Former Presidents George Bush and Bill Clinton announced they had started the 'Bush-Clinton-Katrina' Fund to help with victims in the Gulf region.
They said the funds would go directly to the Governors of Louisiana, Mississippi and Alabama, who would best be able to decide how funds should be allocated within their state borders.
METAIRIE, La. (AP) One week after Hurricane Katrina turned the region into a disaster of biblical proportions, miles-long lines of vehicles crawled into Jefferson Parish on Monday as residents were allowed to return for
brief inspections of what's left of their homes.
The traffic began moving into the parish west of New Orleans at about 6 a.m., and officials planned to allow traffic in for 12 hours, though they encouraged residents to inspect their property, pick up personal items and leave.
TUPELO, Miss. (AP) Best-selling writer John Grisham and his wife have decided to disclose their $5 million contribution to establish a relief fund to help Mississippians rebuild after Hurricane Katrina.
The fund at BancorpSouth in Tupelo will be called the Rebuild the Coast Fund Organization.
MONTGOMERY, Ala. (AP) Gov. Bob Riley says donations collected by the Governor's Emergency Relief Fund will help Alabama victims of Hurricane Katrina who are uninsured or without federal assistance. Volunteers will take calls Sept. 5 from 8 a.m. until 7 p.m. The toll-free number is at 1-877-273-5018.
OCEAN SPRINGS, Miss. (AP) A week after Hurricane Katrina, the Gulf Coast damage remains stunning.

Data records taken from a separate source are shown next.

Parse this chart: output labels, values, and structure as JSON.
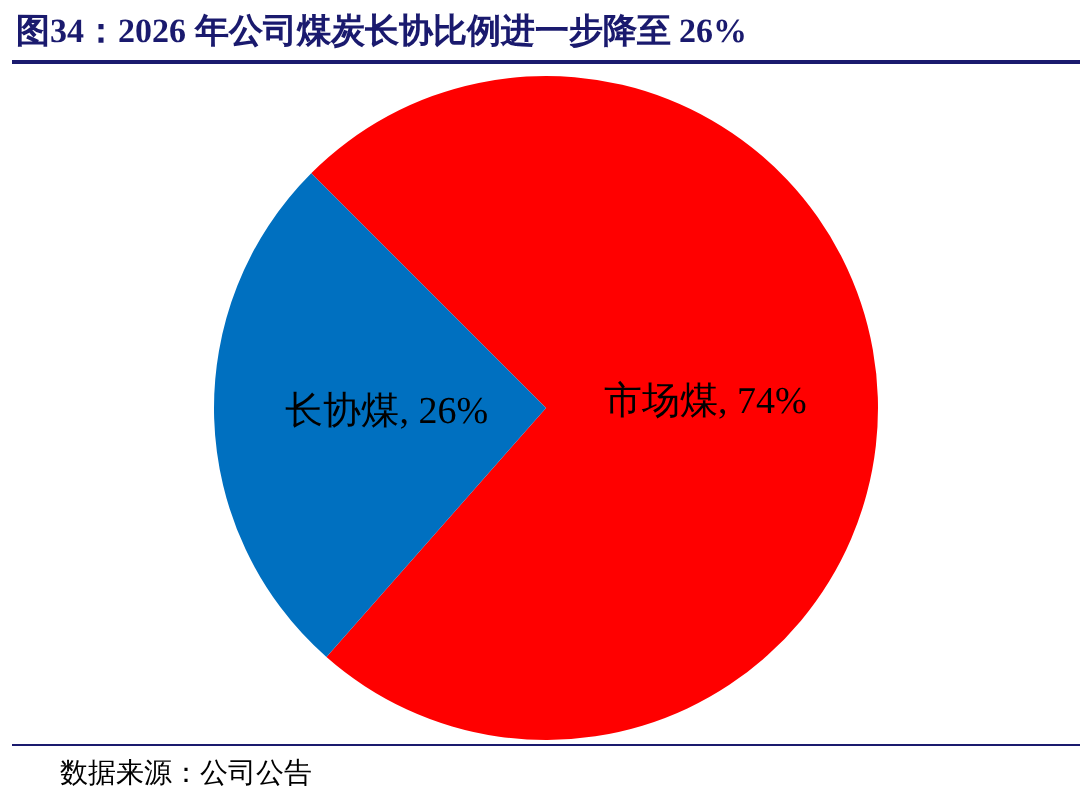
{
  "chart_data": {
    "type": "pie",
    "title": "图34：2026 年公司煤炭长协比例进一步降至 26%",
    "categories": [
      "市场煤",
      "长协煤"
    ],
    "values": [
      74,
      26
    ],
    "colors": [
      "#ff0000",
      "#0070c0"
    ],
    "value_labels": [
      ", 74%",
      ", 26%"
    ],
    "annotations": [
      "数据来源：公司公告"
    ]
  }
}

In Mississippi, utility crews are all around, with workers in cherry pickers trying to get power back to thousands. The beachfront remains a disaster. And there's no telling when Biloxi's famed riverboat casinos will be back in business.
OLYMPIA, Wash. (AP) Governor Christine Gregoire announced today that the state is making plans to host up to two thousand hurricane refugees.
Gregoire says state officials don't know exactly when the refugees will arrive but it could be within the next few days. She says the two thousand figure is just an initial estimate.